Ginny: "I rarely eat traditional breakfast food, but instead
am likely to have a  bowl of lentil soup or a veggie burger
first thing in the morning."

PAGE 28: Five Vegan Myths Busted

PAGE 32: Five Things to Enjoy as You Become Vegan

On page 49, they offer Four Step advice any future
vegan should digest:

How to Give Up Cheese

Throughout the book, many different vegans offer
their own experiences regarding the lifestyle change.
These presentations are fun to read, and informative.

In PART 2 (beginning on page 64), we are treated
to their treatise on: Why and How We Age.

On PAGES 80-81, there is a valuable chart: Healthy Plant Foods: The Best of the Best. This chart alone is worth the price of admission (he Purchase of this book!).

Satisfying Your Protein Needs?

PAGE 88: Five Things to Do With Canned Beans

I particularly enjoyed how the authors deal
with family dynamics. There are always friends
and family members who aggressively critique
the vegan lifestyle choice. On page 141,
they offer 5 Tips for Affirming Family Traditions.

This book is about acceptance and denial. On 
page 156, 5 Tips for Talking with Non-Vegans are
creatively offered.

Adams, Breitman, and Messina save the best
for last. The food. The recipes. The menu.

On Page 205, you are invited: Let's Eat!

AND...for the next 100+ pages, be prepared
for extreme Pavlovian conditioned responses.



About the Authors:

Carol J. Adams is the author of the pioneering The Sexual Politics of Meat, called a “vegan bible” by The New York Times and now in a twentieth-anniversary edition, plus more than twenty other books and over one hundred articles. She frequently speaks on college campuses. She is working on a memoir about her decade as a caregiver. She lives near Dallas, Texas, with her partner and their two rescued dog companions, Holly and Inky. Find out more about Carol at caroljadams.com.

Patti Breitman is the director of the Marin Vegetarian Education Group and a cofounder of Dharma Voices for Animals. She is the coauthor, with Connie Hatch, of How to Say No Without Feeling Guilty and, with Carol J. Adams, of How to Eat Like a Vegetarian Even If You Never Want to Be One. Patti is on the advisory council of the Animals and Society Institute and grows vegetables in her community garden.

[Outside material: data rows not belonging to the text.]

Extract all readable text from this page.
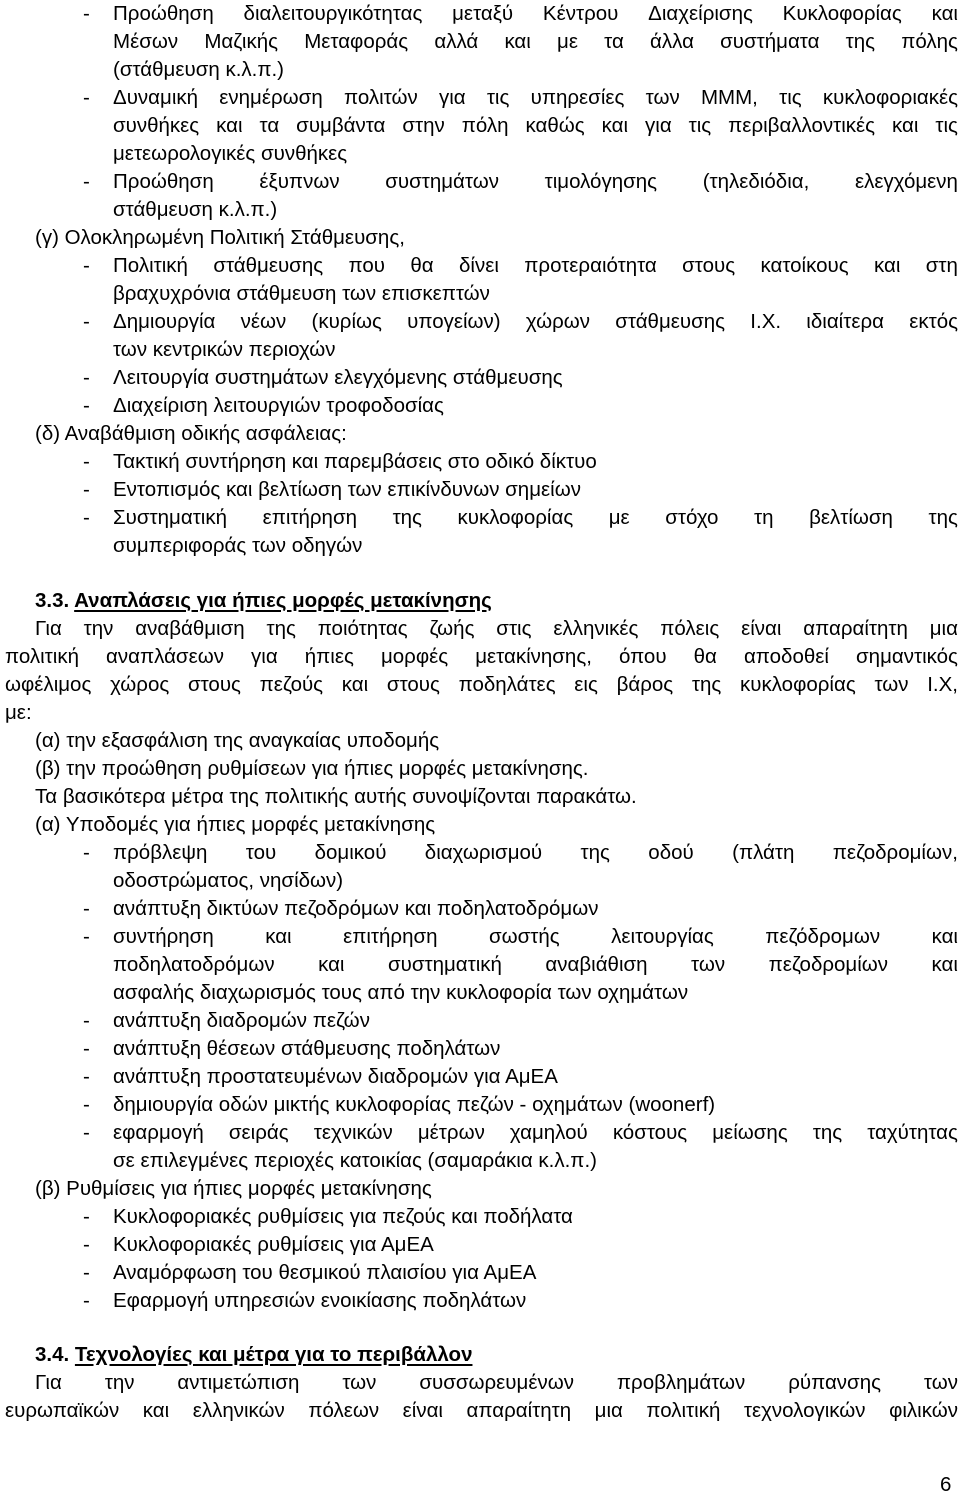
- Προώθηση διαλειτουργικότητας μεταξύ Κέντρου Διαχείρισης Κυκλοφορίας και
Μέσων Μαζικής Μεταφοράς αλλά και με τα άλλα συστήματα της πόλης
(στάθμευση κ.λ.π.)
- Δυναμική ενημέρωση πολιτών για τις υπηρεσίες των ΜΜΜ, τις κυκλοφοριακές
συνθήκες και τα συμβάντα στην πόλη καθώς και για τις περιβαλλοντικές και τις
μετεωρολογικές συνθήκες
- Προώθηση έξυπνων συστημάτων τιμολόγησης (τηλεδιόδια, ελεγχόμενη
στάθμευση κ.λ.π.)
(γ) Ολοκληρωμένη Πολιτική Στάθμευσης,
- Πολιτική στάθμευσης που θα δίνει προτεραιότητα στους κατοίκους και στη
βραχυχρόνια στάθμευση των επισκεπτών
- Δημιουργία νέων (κυρίως υπογείων) χώρων στάθμευσης Ι.Χ. ιδιαίτερα εκτός
των κεντρικών περιοχών
- Λειτουργία συστημάτων ελεγχόμενης στάθμευσης
- Διαχείριση λειτουργιών τροφοδοσίας
(δ) Αναβάθμιση οδικής ασφάλειας:
- Τακτική συντήρηση και παρεμβάσεις στο οδικό δίκτυο
- Εντοπισμός και βελτίωση των επικίνδυνων σημείων
- Συστηματική επιτήρηση της κυκλοφορίας με στόχο τη βελτίωση της
συμπεριφοράς των οδηγών
3.3. Αναπλάσεις για ήπιες μορφές μετακίνησης
Για την αναβάθμιση της ποιότητας ζωής στις ελληνικές πόλεις είναι απαραίτητη μια
πολιτική αναπλάσεων για ήπιες μορφές μετακίνησης, όπου θα αποδοθεί σημαντικός
ωφέλιμος χώρος στους πεζούς και στους ποδηλάτες εις βάρος της κυκλοφορίας των Ι.Χ,
με:
(α) την εξασφάλιση της αναγκαίας υποδομής
(β) την προώθηση ρυθμίσεων για ήπιες μορφές μετακίνησης.
Τα βασικότερα μέτρα της πολιτικής αυτής συνοψίζονται παρακάτω.
(α) Υποδομές για ήπιες μορφές μετακίνησης
- πρόβλεψη του δομικού διαχωρισμού της οδού (πλάτη πεζοδρομίων,
οδοστρώματος, νησίδων)
- ανάπτυξη δικτύων πεζοδρόμων και ποδηλατοδρόμων
- συντήρηση	και	επιτήρηση	σωστής	λειτουργίας	πεζόδρομων	και
ποδηλατοδρόμων και συστηματική αναβιάθιση των πεζοδρομίων και
ασφαλής διαχωρισμός τους από την κυκλοφορία των οχημάτων
- ανάπτυξη διαδρομών πεζών
- ανάπτυξη θέσεων στάθμευσης ποδηλάτων
- ανάπτυξη προστατευμένων διαδρομών για ΑμΕΑ
- δημιουργία οδών μικτής κυκλοφορίας πεζών - οχημάτων (woonerf)
- εφαρμογή σειράς τεχνικών μέτρων χαμηλού κόστους μείωσης της ταχύτητας
σε επιλεγμένες περιοχές κατοικίας (σαμαράκια κ.λ.π.)
(β) Ρυθμίσεις για ήπιες μορφές μετακίνησης
- Κυκλοφοριακές ρυθμίσεις για πεζούς και ποδήλατα
- Κυκλοφοριακές ρυθμίσεις για ΑμΕΑ
- Αναμόρφωση του θεσμικού πλαισίου για ΑμΕΑ
- Εφαρμογή υπηρεσιών ενοικίασης ποδηλάτων
3.4. Τεχνολογίες και μέτρα για το περιβάλλον
Για την αντιμετώπιση των συσσωρευμένων προβλημάτων ρύπανσης των
ευρωπαϊκών και ελληνικών πόλεων είναι απαραίτητη μια πολιτική τεχνολογικών φιλικών
6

She teaches seasonal vegan cooking classes in Marin County, California, where she lives.

Virginia Messina, MPH, RD, is coauthor of Vegan for Life and Vegan for Her and of the first textbook on vegetarian nutrition for medical professionals. She writes and speaks on vegan nutrition for both consumers and health professionals. Ginny serves on the advisory board of the Vegetarian Resource Group and on the board of directors of VegFund. She lives in Port Townsend, Washington, with her husband and an ever-changing population of rescued cats. Find out more about Ginny at TheVeganRD.com.